I don't remember about this game.
Did it had AY music or beeper music?
insanityprawnboy wrote: ↑Wed Jan 25, 2023 3:53 pmI noticed when playing Rainbow Islands that the music slows down when the screen gets busy. Is that normal for a 128k Spectrum? And if not, how do I adjust the settings so it's right?
Just tried it on a the Speccy itself. It is the same on the original hardware. Nothing can be done about that. It's not unusual for a Spectrum game to run slower with lots of enemies (sometimes even without lots of enemies) and the music usually runs slower then.

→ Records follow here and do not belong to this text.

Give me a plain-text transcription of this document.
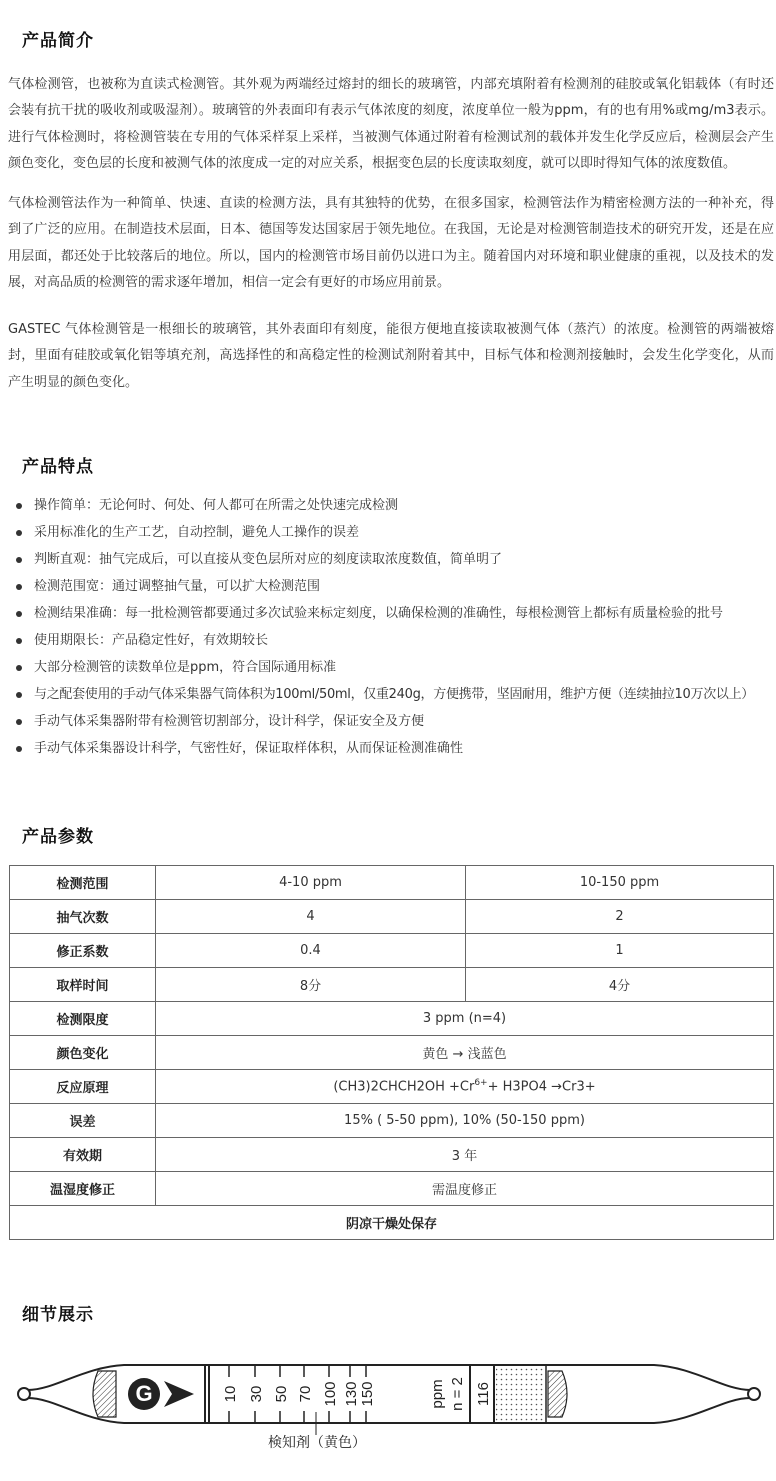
产品简介

气体检测管，也被称为直读式检测管。其外观为两端经过熔封的细长的玻璃管，内部充填附着有检测剂的硅胶或氧化铝载体（有时还会装有抗干扰的吸收剂或吸湿剂）。玻璃管的外表面印有表示气体浓度的刻度，浓度单位一般为ppm，有的也有用%或mg/m3表示。进行气体检测时，将检测管装在专用的气体采样泵上采样，当被测气体通过附着有检测试剂的载体并发生化学反应后，检测层会产生颜色变化，变色层的长度和被测气体的浓度成一定的对应关系，根据变色层的长度读取刻度，就可以即时得知气体的浓度数值。

气体检测管法作为一种简单、快速、直读的检测方法，具有其独特的优势，在很多国家，检测管法作为精密检测方法的一种补充，得到了广泛的应用。在制造技术层面，日本、德国等发达国家居于领先地位。在我国，无论是对检测管制造技术的研究开发，还是在应用层面，都还处于比较落后的地位。所以，国内的检测管市场目前仍以进口为主。随着国内对环境和职业健康的重视，以及技术的发展，对高品质的检测管的需求逐年增加，相信一定会有更好的市场应用前景。

GASTEC 气体检测管是一根细长的玻璃管，其外表面印有刻度，能很方便地直接读取被测气体（蒸汽）的浓度。检测管的两端被熔封，里面有硅胶或氧化铝等填充剂，高选择性的和高稳定性的检测试剂附着其中，目标气体和检测剂接触时，会发生化学变化，从而产生明显的颜色变化。

产品特点
操作简单：无论何时、何处、何人都可在所需之处快速完成检测
采用标准化的生产工艺，自动控制，避免人工操作的误差
判断直观：抽气完成后，可以直接从变色层所对应的刻度读取浓度数值，简单明了
检测范围宽：通过调整抽气量，可以扩大检测范围
检测结果准确：每一批检测管都要通过多次试验来标定刻度，以确保检测的准确性，每根检测管上都标有质量检验的批号
使用期限长：产品稳定性好，有效期较长
大部分检测管的读数单位是ppm，符合国际通用标准
与之配套使用的手动气体采集器气筒体积为100ml/50ml，仅重240g，方便携带，坚固耐用，维护方便（连续抽拉10万次以上）
手动气体采集器附带有检测管切割部分，设计科学，保证安全及方便
手动气体采集器设计科学，气密性好，保证取样体积，从而保证检测准确性
产品参数
检测范围	4-10 ppm	10-150 ppm
抽气次数	4	2
修正系数	0.4	1
取样时间	8分	4分
检测限度	3 ppm (n=4)	
颜色变化	黄色 → 浅蓝色	
反应原理	(CH3)2CHCH2OH $+Cr^{6+}+ H3PO4 \to Cr3+$	
误差	15% ( 5-50 ppm), 10% (50-150 ppm)	
有效期	3 年	
温湿度修正	需温度修正	
阴凉干燥处保存		
细节展示
G	10 30 50 70 100 130 150	ppm n = 2 116
検知剤（黄色）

You can play the game with 7MHz, then it is to fast, but not unplayable fast
This is apparently because the music channels are integrated with the sound effect channels, so when you make rainbows and this has a delay because of graphic congestion in the CPU, the sound effects are also congested and thus the music slows down to accomodate the delayed sound effects.
In contrast, try some of the later levels on Outrun. There the graphical slowdown is immense, but the music runs asynchronous to the action on screen (sound effects on a separate channel I guess) so there is no music slowdown even if the rest of the game is incredibly sluggish.
Some games' AY players are synchronised with the game's frame generation (which can be slower than the TV frame rate); some others are interrupt-driven and hence they run at a constant speed. That's normal.
From the above posts, it appears that Rainbow Islands uses the former method, while OutRun uses the latter.
Give the CPU speed a bump it works for some games. It will probably make the beeper sounds a bit funny though.